Ce jour-là, les chrétiens célèbrent l'entrée triomphale de Jésus-Christ à dos d'âne dans Jerusalem accueilli par une foule brandissant des rameaux - des branches coupées aux arbres - et déposant des vêtements sur son passage.

Si bien des traditions disparaissent, celles qui ont pour fondement des pratiques religieuses survivent encore au bouleversement du monde moderne.

Je me souviens que le dimanche des Rameaux,  ils étaient encore des dizaines à sortir de la petite chapelle rurale ou de l'église du chef-lieu avec à la main la branche du laurier béni.
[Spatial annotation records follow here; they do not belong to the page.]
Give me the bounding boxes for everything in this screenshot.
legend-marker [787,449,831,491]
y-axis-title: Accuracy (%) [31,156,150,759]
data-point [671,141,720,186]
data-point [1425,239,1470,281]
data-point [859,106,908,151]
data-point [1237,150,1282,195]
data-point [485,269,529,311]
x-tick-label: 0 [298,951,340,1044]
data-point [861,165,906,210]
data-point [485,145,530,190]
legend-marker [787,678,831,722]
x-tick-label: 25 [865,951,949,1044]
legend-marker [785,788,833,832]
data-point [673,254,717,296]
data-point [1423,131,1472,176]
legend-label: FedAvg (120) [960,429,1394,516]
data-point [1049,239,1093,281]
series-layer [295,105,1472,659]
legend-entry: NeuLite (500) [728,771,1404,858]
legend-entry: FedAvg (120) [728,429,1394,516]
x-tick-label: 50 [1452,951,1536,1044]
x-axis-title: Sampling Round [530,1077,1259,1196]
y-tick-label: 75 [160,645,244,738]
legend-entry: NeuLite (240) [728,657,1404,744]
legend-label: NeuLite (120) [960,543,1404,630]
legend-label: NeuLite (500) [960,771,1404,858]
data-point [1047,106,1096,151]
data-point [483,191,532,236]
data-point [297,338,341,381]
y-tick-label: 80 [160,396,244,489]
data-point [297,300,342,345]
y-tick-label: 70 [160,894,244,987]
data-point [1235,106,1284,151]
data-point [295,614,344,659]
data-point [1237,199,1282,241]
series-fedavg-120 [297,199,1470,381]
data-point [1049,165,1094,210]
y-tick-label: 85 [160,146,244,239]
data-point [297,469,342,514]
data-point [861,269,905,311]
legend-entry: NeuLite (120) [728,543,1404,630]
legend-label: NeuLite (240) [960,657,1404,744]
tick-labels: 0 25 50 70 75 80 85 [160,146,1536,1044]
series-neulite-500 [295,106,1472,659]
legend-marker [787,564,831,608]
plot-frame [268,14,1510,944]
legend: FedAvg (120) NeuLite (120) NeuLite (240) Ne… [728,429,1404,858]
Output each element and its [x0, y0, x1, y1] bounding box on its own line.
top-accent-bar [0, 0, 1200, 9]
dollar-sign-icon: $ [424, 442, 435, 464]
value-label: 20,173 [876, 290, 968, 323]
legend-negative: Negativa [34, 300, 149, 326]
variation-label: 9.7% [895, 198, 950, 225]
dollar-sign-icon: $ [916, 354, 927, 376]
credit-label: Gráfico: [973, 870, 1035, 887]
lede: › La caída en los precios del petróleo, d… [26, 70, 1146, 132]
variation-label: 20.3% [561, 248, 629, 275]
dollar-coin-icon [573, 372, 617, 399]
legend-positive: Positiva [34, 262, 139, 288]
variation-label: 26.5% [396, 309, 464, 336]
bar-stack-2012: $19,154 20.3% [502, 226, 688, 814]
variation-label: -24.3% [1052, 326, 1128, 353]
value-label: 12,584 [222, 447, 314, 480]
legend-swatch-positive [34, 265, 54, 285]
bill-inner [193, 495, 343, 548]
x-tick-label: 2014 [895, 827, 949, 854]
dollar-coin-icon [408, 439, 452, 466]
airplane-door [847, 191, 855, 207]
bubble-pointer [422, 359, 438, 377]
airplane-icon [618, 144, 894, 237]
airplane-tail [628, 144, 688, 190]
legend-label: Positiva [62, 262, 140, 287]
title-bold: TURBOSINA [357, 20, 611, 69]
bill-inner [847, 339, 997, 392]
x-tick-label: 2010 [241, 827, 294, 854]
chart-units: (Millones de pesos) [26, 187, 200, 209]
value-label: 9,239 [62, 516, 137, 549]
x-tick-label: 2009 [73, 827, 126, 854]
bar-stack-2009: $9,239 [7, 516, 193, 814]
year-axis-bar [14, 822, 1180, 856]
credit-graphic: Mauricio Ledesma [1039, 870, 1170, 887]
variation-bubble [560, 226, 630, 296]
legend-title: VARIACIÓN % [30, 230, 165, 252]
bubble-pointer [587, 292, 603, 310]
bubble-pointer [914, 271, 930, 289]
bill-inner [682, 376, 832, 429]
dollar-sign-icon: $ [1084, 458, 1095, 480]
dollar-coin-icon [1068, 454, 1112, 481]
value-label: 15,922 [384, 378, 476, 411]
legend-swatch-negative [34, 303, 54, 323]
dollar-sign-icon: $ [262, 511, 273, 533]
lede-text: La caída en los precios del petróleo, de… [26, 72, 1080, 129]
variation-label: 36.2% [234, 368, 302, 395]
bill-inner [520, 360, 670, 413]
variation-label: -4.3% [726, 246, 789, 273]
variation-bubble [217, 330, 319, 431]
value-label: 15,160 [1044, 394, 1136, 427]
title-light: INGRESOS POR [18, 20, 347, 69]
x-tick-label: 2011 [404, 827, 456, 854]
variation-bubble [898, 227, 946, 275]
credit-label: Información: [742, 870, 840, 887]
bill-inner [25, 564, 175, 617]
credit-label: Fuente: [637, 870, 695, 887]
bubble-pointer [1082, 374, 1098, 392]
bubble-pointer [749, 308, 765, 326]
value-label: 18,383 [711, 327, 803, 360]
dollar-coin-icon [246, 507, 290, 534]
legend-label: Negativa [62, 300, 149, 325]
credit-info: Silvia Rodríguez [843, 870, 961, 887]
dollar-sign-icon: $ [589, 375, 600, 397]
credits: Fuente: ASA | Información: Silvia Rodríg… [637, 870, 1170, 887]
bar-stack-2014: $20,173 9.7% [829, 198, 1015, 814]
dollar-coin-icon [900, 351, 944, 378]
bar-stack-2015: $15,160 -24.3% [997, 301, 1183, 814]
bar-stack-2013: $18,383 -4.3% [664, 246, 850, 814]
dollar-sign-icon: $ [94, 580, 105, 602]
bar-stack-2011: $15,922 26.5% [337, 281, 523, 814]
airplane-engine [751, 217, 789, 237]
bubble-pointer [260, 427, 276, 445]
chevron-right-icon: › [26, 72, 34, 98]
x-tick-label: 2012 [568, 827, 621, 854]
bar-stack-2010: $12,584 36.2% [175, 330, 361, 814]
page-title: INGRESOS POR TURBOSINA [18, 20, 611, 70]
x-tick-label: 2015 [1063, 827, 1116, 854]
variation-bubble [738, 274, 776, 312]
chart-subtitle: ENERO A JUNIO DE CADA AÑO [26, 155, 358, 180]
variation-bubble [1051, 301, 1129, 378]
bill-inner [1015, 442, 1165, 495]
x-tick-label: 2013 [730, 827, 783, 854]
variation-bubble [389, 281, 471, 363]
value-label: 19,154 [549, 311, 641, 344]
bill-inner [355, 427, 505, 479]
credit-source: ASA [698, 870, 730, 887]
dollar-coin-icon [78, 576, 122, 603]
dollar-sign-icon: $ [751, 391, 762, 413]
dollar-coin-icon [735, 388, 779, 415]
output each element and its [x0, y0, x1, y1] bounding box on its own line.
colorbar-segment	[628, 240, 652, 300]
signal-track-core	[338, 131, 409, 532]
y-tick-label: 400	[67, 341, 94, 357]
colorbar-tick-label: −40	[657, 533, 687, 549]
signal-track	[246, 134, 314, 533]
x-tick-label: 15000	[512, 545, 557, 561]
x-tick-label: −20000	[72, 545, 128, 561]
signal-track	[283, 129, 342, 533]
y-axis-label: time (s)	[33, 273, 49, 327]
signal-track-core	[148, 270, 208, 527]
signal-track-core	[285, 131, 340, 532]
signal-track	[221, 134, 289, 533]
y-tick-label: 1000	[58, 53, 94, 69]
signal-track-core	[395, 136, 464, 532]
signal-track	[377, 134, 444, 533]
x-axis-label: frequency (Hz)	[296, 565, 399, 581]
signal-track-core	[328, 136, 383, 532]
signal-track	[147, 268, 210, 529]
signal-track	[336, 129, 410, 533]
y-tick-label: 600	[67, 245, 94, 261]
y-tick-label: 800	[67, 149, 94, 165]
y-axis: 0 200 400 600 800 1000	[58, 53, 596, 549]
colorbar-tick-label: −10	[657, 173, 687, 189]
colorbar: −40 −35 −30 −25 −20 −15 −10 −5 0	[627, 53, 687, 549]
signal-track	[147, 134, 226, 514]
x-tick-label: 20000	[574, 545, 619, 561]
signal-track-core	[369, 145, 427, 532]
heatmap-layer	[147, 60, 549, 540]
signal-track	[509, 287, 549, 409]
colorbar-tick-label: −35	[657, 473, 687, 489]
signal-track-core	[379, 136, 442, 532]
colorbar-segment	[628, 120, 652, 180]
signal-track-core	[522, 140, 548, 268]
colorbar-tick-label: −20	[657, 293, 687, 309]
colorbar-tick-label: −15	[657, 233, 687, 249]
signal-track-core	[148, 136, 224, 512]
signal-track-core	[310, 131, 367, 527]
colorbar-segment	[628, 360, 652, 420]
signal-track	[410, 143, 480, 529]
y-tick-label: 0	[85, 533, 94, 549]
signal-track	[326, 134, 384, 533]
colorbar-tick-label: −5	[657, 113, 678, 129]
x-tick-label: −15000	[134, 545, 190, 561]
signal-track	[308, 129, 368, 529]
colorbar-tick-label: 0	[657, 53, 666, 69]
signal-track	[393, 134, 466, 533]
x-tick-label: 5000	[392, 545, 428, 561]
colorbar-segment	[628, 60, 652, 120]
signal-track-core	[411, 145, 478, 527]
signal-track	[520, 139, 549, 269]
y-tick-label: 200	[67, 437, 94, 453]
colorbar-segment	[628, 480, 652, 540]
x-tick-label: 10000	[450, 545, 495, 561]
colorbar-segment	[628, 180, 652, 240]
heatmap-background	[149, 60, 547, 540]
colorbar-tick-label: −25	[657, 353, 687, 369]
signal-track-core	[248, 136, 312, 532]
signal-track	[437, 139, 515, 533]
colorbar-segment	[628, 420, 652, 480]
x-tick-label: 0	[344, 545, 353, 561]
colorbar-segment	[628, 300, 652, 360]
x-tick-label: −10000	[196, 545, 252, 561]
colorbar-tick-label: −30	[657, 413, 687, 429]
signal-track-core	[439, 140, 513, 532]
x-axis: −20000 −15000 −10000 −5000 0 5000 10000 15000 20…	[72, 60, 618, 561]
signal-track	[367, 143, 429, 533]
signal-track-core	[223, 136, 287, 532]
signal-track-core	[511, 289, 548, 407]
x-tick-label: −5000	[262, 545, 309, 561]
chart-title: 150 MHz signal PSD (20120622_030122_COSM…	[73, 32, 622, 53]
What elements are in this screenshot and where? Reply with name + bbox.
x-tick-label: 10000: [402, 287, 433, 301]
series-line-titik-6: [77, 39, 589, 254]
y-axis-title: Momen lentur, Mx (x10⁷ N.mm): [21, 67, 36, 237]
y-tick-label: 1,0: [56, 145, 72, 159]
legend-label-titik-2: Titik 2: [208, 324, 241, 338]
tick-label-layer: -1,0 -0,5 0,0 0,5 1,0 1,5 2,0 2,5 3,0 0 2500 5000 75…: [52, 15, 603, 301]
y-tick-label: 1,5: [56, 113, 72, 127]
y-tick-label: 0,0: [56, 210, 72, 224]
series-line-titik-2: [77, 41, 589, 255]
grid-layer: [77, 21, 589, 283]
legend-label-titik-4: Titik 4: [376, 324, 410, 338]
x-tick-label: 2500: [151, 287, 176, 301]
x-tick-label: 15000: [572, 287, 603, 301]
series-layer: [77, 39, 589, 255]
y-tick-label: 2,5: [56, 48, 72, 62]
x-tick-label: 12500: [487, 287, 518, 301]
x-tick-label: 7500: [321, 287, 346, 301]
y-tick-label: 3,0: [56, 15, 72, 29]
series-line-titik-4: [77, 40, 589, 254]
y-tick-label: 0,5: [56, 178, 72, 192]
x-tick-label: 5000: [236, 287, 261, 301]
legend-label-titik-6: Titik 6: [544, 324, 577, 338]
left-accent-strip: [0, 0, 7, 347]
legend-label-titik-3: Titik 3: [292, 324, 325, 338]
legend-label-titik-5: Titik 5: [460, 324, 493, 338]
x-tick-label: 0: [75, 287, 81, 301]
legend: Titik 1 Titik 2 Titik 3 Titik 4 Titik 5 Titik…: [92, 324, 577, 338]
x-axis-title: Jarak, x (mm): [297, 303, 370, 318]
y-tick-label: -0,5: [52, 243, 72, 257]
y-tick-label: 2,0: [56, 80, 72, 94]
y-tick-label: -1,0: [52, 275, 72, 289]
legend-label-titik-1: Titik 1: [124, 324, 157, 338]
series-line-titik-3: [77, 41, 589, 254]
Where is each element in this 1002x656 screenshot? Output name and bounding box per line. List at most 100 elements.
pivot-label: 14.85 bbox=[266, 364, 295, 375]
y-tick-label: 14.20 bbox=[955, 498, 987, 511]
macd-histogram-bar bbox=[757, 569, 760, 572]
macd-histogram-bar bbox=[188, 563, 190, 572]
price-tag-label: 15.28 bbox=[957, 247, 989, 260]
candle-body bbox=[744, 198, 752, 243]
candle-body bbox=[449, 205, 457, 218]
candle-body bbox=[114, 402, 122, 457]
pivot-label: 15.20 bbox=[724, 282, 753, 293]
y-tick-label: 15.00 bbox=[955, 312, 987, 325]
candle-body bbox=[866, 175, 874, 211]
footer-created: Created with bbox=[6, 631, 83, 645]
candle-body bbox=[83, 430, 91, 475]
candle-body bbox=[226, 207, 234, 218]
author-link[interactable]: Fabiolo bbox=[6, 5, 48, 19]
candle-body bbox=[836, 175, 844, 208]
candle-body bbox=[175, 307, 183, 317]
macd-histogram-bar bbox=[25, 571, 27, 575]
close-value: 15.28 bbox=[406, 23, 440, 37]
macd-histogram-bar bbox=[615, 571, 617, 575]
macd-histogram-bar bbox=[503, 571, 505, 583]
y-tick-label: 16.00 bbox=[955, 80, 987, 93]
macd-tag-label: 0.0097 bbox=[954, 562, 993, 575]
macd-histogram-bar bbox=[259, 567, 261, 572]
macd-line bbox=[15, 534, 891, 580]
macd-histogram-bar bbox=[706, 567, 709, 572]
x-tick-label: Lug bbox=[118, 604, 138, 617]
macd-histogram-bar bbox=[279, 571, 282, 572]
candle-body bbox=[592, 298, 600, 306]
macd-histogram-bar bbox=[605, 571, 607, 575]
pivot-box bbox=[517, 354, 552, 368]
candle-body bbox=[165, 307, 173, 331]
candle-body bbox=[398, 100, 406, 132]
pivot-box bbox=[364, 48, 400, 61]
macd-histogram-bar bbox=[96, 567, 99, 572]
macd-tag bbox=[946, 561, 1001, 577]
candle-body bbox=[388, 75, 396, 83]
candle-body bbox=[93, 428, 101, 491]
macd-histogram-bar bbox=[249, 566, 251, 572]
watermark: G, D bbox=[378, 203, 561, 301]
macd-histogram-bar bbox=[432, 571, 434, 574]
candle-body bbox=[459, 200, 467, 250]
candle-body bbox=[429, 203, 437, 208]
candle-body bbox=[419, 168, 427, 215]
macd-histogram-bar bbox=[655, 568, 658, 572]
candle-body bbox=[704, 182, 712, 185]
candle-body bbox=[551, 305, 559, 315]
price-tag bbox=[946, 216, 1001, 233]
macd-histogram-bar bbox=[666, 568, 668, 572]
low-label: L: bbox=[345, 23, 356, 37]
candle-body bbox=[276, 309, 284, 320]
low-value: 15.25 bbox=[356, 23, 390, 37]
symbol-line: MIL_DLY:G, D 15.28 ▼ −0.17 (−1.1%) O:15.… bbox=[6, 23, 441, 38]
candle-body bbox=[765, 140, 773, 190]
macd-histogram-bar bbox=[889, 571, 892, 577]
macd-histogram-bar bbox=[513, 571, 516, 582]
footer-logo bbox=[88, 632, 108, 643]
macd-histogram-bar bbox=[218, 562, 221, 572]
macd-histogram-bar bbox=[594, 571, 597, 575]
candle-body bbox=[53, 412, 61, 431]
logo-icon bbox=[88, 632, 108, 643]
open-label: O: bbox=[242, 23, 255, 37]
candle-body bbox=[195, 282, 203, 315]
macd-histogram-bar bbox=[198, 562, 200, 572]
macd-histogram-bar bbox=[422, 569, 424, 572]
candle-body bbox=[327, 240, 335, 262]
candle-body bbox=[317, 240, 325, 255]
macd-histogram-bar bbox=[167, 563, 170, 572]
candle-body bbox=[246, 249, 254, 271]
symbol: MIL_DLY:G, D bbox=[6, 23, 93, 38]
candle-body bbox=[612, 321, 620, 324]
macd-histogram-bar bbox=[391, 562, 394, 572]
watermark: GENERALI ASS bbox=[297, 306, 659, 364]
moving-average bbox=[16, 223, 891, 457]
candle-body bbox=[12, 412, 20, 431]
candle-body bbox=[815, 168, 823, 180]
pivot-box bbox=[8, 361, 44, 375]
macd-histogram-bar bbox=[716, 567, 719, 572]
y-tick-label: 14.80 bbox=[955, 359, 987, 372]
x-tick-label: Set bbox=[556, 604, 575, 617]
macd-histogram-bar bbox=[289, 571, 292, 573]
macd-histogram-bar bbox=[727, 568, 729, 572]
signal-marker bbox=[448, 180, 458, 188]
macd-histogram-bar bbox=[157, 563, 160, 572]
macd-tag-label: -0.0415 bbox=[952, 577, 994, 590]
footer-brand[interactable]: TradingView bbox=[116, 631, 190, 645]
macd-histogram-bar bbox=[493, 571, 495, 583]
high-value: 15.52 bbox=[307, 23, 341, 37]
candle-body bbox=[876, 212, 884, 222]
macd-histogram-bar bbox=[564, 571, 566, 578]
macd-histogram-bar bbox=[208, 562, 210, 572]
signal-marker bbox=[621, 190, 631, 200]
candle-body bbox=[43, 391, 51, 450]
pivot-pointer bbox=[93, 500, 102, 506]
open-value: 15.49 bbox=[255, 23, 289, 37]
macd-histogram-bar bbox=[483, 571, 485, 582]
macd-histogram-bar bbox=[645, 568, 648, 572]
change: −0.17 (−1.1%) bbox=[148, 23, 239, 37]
Le laurier faisait partie dans notre région des arbres plantés sur le patus de la maison côté ouest avec des ormeaux gigantesques qui protégeaient des forts ben de ma ( le vent dominant qui souffle de l'Atlantique).

Chez moi, il n'y en avait pas, aussi, la veille de la fête des Rameaux fallait-il aller couper une branche au laurier du presbytère.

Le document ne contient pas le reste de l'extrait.